The EPIC One on One Charter School board approved an $83,000 enterprise upgrade to Incident IQ to strengthen ticketing, data syncs and support, and ratified an AT&T FY26 contract previously approved in principle. Board members said the tech changes are budget-neutral to the tech department.

The EPIC One on One Charter School board approved a FY26 contract to upgrade to Incident IQ’s enterprise service management subscription and onboarding services and ratified an AT&T contract the board had previously approved in principle.

Mister Kimball, who presented the technology request, told the board the enterprise version of Incident IQ would improve reporting and data movement between PowerSchool and Google, provide a test environment and priority support. “It was a cheaper, more robust system,” Kimball said, describing the platform as a better solution for the district’s ticketing and sync problems. He added the enterprise package includes additional API capabilities and early FY26 AI functionality and said the $83,000 cost would be budget neutral to the technology department after consolidating purchase orders.

Board members asked for specifics about existing integrations and guarantees that the module would resolve the issues. Kimball said the district’s BA team had worked with Incident IQ and that the package was planned in earlier budgeting; he described a two-hour callback timeframe for priority incidents.

Speaker 3 moved to approve the FY26 Incident IQ contract and Speaker 4 seconded; the board approved the contract by voice roll-call with Ms. Casper, Mr. Hammonds and Mr. Vella recorded as voting yes.

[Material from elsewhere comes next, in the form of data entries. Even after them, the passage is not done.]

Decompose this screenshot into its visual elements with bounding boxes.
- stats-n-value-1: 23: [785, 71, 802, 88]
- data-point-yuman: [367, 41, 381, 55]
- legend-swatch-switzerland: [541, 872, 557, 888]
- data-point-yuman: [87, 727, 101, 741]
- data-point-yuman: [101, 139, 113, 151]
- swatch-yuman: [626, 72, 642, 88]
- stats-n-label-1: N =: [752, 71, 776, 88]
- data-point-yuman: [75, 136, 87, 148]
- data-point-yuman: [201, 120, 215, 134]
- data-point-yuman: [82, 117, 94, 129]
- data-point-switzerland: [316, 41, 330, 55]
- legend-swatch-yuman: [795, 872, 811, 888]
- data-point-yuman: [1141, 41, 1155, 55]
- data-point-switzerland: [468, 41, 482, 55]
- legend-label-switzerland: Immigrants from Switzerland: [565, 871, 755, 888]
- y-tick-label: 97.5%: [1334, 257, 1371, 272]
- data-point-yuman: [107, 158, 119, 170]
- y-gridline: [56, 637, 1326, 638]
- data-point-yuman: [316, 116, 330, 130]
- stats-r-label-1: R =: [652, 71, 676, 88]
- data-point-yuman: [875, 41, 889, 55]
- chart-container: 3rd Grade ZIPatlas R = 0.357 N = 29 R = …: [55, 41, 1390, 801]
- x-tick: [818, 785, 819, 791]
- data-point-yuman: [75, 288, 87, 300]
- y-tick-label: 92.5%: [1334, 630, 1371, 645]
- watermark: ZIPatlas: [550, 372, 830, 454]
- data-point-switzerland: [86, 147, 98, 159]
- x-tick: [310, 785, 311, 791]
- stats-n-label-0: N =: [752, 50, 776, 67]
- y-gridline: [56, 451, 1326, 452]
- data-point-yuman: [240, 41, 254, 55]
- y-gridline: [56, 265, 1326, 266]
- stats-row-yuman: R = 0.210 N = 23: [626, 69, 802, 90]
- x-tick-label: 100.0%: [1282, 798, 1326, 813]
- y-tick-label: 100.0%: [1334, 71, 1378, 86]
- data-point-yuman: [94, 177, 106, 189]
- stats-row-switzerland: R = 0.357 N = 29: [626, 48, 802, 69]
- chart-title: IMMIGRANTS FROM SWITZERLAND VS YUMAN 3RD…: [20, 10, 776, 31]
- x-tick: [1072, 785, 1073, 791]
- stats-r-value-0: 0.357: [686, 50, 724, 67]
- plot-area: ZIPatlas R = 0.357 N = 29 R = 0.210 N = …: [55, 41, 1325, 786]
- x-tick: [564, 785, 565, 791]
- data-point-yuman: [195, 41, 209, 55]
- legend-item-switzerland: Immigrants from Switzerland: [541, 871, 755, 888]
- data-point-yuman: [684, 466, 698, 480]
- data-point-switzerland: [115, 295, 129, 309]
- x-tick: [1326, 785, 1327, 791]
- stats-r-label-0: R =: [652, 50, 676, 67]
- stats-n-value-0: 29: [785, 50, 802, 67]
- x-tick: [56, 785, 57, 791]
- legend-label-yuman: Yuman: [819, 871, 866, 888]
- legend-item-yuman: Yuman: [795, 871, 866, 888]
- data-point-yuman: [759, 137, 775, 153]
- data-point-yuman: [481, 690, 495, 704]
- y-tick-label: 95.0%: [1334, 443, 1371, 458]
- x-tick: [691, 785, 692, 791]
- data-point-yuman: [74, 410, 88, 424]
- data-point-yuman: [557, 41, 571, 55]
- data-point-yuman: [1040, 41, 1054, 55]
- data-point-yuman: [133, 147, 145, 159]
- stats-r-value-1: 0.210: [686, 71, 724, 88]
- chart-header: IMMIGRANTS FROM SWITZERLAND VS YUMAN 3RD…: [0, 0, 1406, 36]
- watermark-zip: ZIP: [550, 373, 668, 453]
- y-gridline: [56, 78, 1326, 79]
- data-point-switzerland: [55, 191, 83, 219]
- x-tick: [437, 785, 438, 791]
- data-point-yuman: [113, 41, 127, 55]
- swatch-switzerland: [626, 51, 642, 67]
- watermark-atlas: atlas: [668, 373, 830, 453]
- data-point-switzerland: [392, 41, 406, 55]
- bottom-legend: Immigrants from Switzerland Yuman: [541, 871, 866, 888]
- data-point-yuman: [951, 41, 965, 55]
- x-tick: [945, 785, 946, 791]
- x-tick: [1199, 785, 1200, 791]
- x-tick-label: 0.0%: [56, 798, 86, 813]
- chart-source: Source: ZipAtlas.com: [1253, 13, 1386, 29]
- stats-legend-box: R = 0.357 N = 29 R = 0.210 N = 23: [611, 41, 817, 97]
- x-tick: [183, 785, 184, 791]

On a separate motion the board approved the FY26 contract with AT&T. Kimball said the AT&T agreement had been approved earlier (in May or June) and the current action was to finalize the formal contract the district had received from AT&T. No changes were reported to the board before it approved the contract.

The board did not report dollar figures for the AT&T contract in the meeting discussion. The Incident IQ purchase was described as an $83,000 investment that the presenter said would not exceed the department’s budget after internal adjustments.